Since globalization implies increased international specialization and division of labor, it is possible that these efficiencies and the larger numbers of people from diverse creative environments involved in research and development may result in an increase in the size of the “innovation pie.” Everyone could benefit. A benevolent scenario would involve continuing innovation in the US at the “higher” end, as well as innovation abroad closer to big markets and rising living standards everywhere.

Despite the possibility of the next big wave of innovations originating abroad the location-specific advantages of the US and Silicon Valley remain considerable. Given the vast support structure of innovation in place there – the venture capitalists, lawyers, accountants, investment bankers – as well as the universities and other expertise available, many of those foreign firms would likely base significant operations in the US. After all, the US is still the largest market as well as a springboard for launching products worldwide. Silicon Valley and other technology hotspots in the country could still reap significant economic benefits, including well-paying jobs, from innovation occurring abroad.

Still, other countries are developing this soft infrastructure and will be in a better position in the future to appropriate most of the economic gains from innovation.

The crucial issue, therefore, is how to boost domestic R&D and innovative activity. However, as US economist Tyler Cowen and others have pointed out – developed countries may have reached a plateau in innovation. The Economist notes, “...economic engines in the rich world are running ever slower as countries exhaust easy sources of rapid growth.”

Many technological advances in our parents’ and grandparents’ lives – air travel, television, antibiotics, automobiles and others too numerous to name, completely altered the daily flow of their lives in diverse ways. In comparison, apart from the admittedly revolutionary impact of information technology, have our lives been impacted, and will they continue to be impacted in a similar fashion? Have the low-hanging fruits of scientific discovery and technological applications already been plucked?
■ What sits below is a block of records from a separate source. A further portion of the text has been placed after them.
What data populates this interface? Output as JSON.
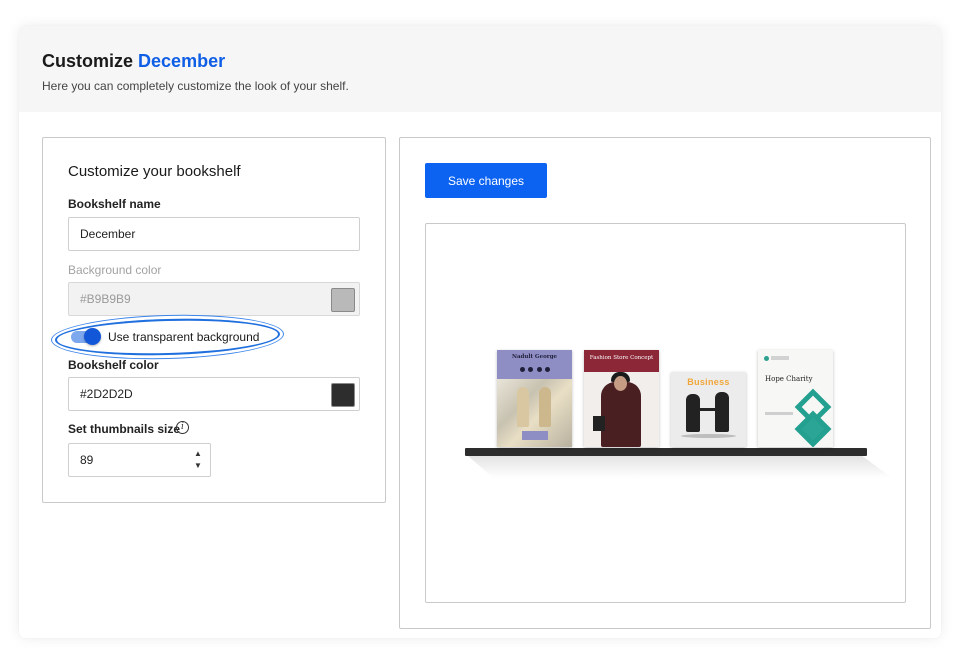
{
  "header": {
    "title_prefix": "Customize",
    "title_name": "December",
    "subtitle": "Here you can completely customize the look of your shelf."
  },
  "form": {
    "panel_title": "Customize your bookshelf",
    "bookshelf_name_label": "Bookshelf name",
    "bookshelf_name_value": "December",
    "background_color_label": "Background color",
    "background_color_value": "#B9B9B9",
    "transparent_toggle_label": "Use transparent background",
    "transparent_toggle_on": true,
    "bookshelf_color_label": "Bookshelf color",
    "bookshelf_color_value": "#2D2D2D",
    "thumbnails_label": "Set thumbnails size",
    "thumbnails_value": "89"
  },
  "actions": {
    "save_label": "Save changes"
  },
  "preview": {
    "books": [
      {
        "title": "Nadult George"
      },
      {
        "title": "Fashion Store Concept"
      },
      {
        "title": "Business"
      },
      {
        "title": "Hope Charity"
      }
    ]
  },
  "colors": {
    "accent": "#0F5EE6",
    "button": "#0C63F1",
    "background_swatch": "#B9B9B9",
    "shelf_swatch": "#2D2D2D"
  },
  "icons": [
    "info-icon",
    "stepper-arrows-icon",
    "toggle-switch"
  ]
}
There is, after all, no law in nature, science or in economics that suggests that transformative discoveries and inventions automatically follow from large amounts of money thrown into the effort.

This is not to suggest that the wheels of innovation have run aground, but perhaps that we are in a more transitional stage of innovation, the one-more-blade-in-the-razor-makes-a-better-shave or the one-more-me-too-drug moment. Also, much of the time savings and enhanced convenience of many innovations are not reflected in statistics, particularly if the monetization of these advances is problematic for whatever reason.

Perhaps innovation develops in punctuated equilibria, in fits and starts, and we could be in a stage of temporary stasis.Or, the slowdown is a result of the preponderant share of services in the economies of developed countries. Productivity growth in many services activities is problematic. Most of our past breakthroughs have involved tangible goods, and even services provision and delivery is ultimately manufacturing dependent. While the question – where is the next wave of high-paying jobs going to come from – is particularly acute for developed countries, it is a global issue. Indeed, rapid manufacturing productivity growth in places like China and the increase in services sectors have resulted in stagnation in manufacturing employment there.  

The continuing twin problems of low employment growth and inequality in the US are facing the twin specters of slowing innovation and globalization.

Ashok Bardhan is an economist at UC Berkeley.